Joe Soll, an adoptee, and psychologist, based in New York, NY, is an author of several books. He draws from “The Primal Wound”, by Nancy Verrier, that this first trauma of abandonment is followed by several more that all adoptees endure. His book “Adoption Healing, a Path to Recovery” is an excellent book for all members of the Adoption Triad, especially for us adoptees. To a young child or even a fetus in the womb, a ‘fear of abandonment’ plagues our Inner Child, deep in the sub-conscious mind, a lifelong wounding that is difficult to heal.

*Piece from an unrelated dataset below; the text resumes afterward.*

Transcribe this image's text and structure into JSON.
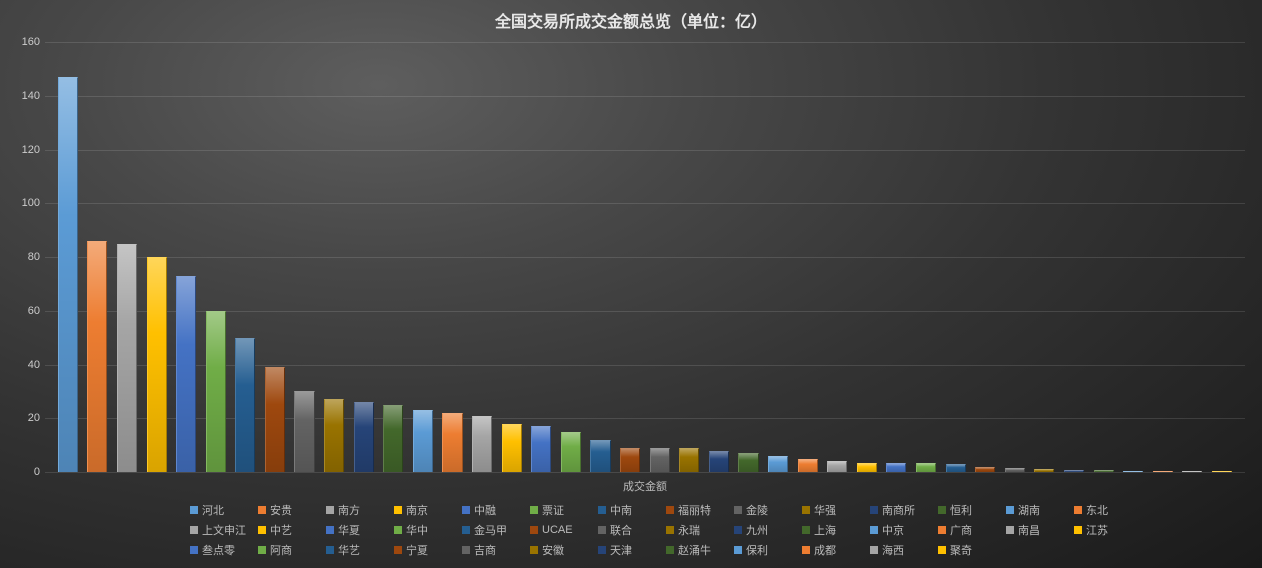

Throughout my life I have tried to deal with “Who AM I?” In my mind as a five year old, deep in my spirit, my ‘Inner Child’ was pierced and wounded. My self-identity was always linked to “My Adoption Story” that I would recite without emotion to all those curious folks who looked at my white parents then asked, “This is your son? Oh, Adopted…and exactly what ARE you?” (And I just wanted to hit them! Come on, haven't you felt that as well.) As a Half-Breed though I always get the opposite from 'full-blooded' Koreans, even Adoptees have many times asked me at GOA'L meetings, "Why are you here?" As some famous charactor said so well, "Doh!"
A Child of War
I was born on January 25, 1952, some 18 months after the start of the war. My sister was born on June 9, 1955, three years five months later. My Korean name was Jun Yong Soo and my sister was Jun Chul Ahn. A woman with two mixed-race children, and possibly two different ‘fathers’, would have been unable to take care of us. I never felt angry towards my birth mother, and my Adoptive parents, both Christian, raised me to understand my birth mother’s predicament. I was told that we are Adopted into God’s family. Only in my mid 30’s did I begin to accept these Christian views personally, but one does not have to be religious to understand all the “why’s” of their life’s existence. We need to have an open mind, to hear all voices in this complex issue. I hope my story will help all members of the Adoption Triad, (Adoptee/Birth Family members/Adoptive Family members) sort out their own story, find understanding and peace.